** Open Project Report for Details
link for dataset: https://www.kaggle.com/wendykan/lending-club-loan-data
Introduction:
For this project, we worked on deciding the core algorithm to analyze the lending loan risk by classifying available loan data to categorize it as good loans and bad loans. We have considered 5 statistical machine learning models to get the analysis along with their accuracy and efficiency towards the available Lending Loan Club dataset. We worked on Decision trees Classification, KNN Classification, Logistic Regression, and Random Forest Classification. After observing the overall performance of these 4 models, for this instance, we have selected Random Forest Classification as the core algorithm for the system. Further, we worked on the 5th algorithm SVM, which is not covered in the class and tried to fine-tune it to get better outcome.

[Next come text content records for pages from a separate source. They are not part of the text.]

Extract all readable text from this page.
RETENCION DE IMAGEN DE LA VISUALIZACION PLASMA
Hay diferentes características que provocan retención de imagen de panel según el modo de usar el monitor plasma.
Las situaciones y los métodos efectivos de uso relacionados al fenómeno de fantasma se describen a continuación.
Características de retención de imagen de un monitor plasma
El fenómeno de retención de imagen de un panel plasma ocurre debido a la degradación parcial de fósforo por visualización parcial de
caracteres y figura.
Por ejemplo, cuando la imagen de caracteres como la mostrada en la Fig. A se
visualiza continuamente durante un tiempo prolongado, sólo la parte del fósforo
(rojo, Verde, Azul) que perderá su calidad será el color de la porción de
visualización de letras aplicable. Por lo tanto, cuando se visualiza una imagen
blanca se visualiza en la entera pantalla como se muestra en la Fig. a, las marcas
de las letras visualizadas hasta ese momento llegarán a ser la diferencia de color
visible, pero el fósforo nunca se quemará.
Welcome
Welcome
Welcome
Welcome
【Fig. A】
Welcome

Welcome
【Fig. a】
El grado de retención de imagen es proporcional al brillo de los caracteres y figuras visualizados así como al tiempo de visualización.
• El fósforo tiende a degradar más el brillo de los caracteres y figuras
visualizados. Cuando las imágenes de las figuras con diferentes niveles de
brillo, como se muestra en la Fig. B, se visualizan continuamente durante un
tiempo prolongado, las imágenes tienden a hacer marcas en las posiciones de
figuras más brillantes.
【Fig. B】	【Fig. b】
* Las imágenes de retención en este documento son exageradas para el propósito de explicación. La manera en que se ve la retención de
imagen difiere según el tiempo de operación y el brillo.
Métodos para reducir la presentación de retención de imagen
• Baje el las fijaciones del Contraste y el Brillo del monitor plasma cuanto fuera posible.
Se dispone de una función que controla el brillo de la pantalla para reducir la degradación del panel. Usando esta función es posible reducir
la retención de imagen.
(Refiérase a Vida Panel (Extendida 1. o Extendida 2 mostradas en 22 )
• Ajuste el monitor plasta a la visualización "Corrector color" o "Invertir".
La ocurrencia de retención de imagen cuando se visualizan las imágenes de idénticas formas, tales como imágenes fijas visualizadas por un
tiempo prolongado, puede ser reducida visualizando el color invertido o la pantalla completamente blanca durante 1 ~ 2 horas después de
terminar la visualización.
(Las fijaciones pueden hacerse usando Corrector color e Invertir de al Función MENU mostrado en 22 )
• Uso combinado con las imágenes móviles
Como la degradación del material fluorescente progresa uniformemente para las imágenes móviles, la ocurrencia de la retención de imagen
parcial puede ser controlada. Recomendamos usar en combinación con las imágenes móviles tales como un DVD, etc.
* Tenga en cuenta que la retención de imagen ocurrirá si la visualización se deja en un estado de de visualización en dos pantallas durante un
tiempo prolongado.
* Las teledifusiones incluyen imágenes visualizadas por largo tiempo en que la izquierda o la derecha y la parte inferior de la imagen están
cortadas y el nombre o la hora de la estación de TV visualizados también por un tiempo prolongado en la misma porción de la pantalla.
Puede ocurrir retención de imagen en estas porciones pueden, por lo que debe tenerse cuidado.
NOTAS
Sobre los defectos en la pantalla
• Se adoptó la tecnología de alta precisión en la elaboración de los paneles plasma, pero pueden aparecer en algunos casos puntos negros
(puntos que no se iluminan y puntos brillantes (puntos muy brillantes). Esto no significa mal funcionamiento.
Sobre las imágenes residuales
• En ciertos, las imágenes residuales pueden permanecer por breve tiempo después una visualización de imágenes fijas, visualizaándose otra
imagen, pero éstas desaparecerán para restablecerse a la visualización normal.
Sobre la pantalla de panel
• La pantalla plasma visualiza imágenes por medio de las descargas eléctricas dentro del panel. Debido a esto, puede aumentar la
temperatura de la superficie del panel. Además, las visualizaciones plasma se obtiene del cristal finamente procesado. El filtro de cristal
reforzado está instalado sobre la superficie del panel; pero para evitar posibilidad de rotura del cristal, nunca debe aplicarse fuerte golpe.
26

We then compared all algorithms with each other and selected Random Forest Classifier as the core algorithm.
The Goal:
Investment in loan lending business is financially risky without a proper system to analyze the possibility of the existing loans being a good loan or bad loans. The investors should check the historic as well as current statistics of the borrower and deduce the result to invest more money towards improving bad loans or maintaining good loans. For this herculean task, we are proposing this model based on the historic and currently available data to find out the maximum possibility of existing loans becoming a good loan or a bad loan for investors.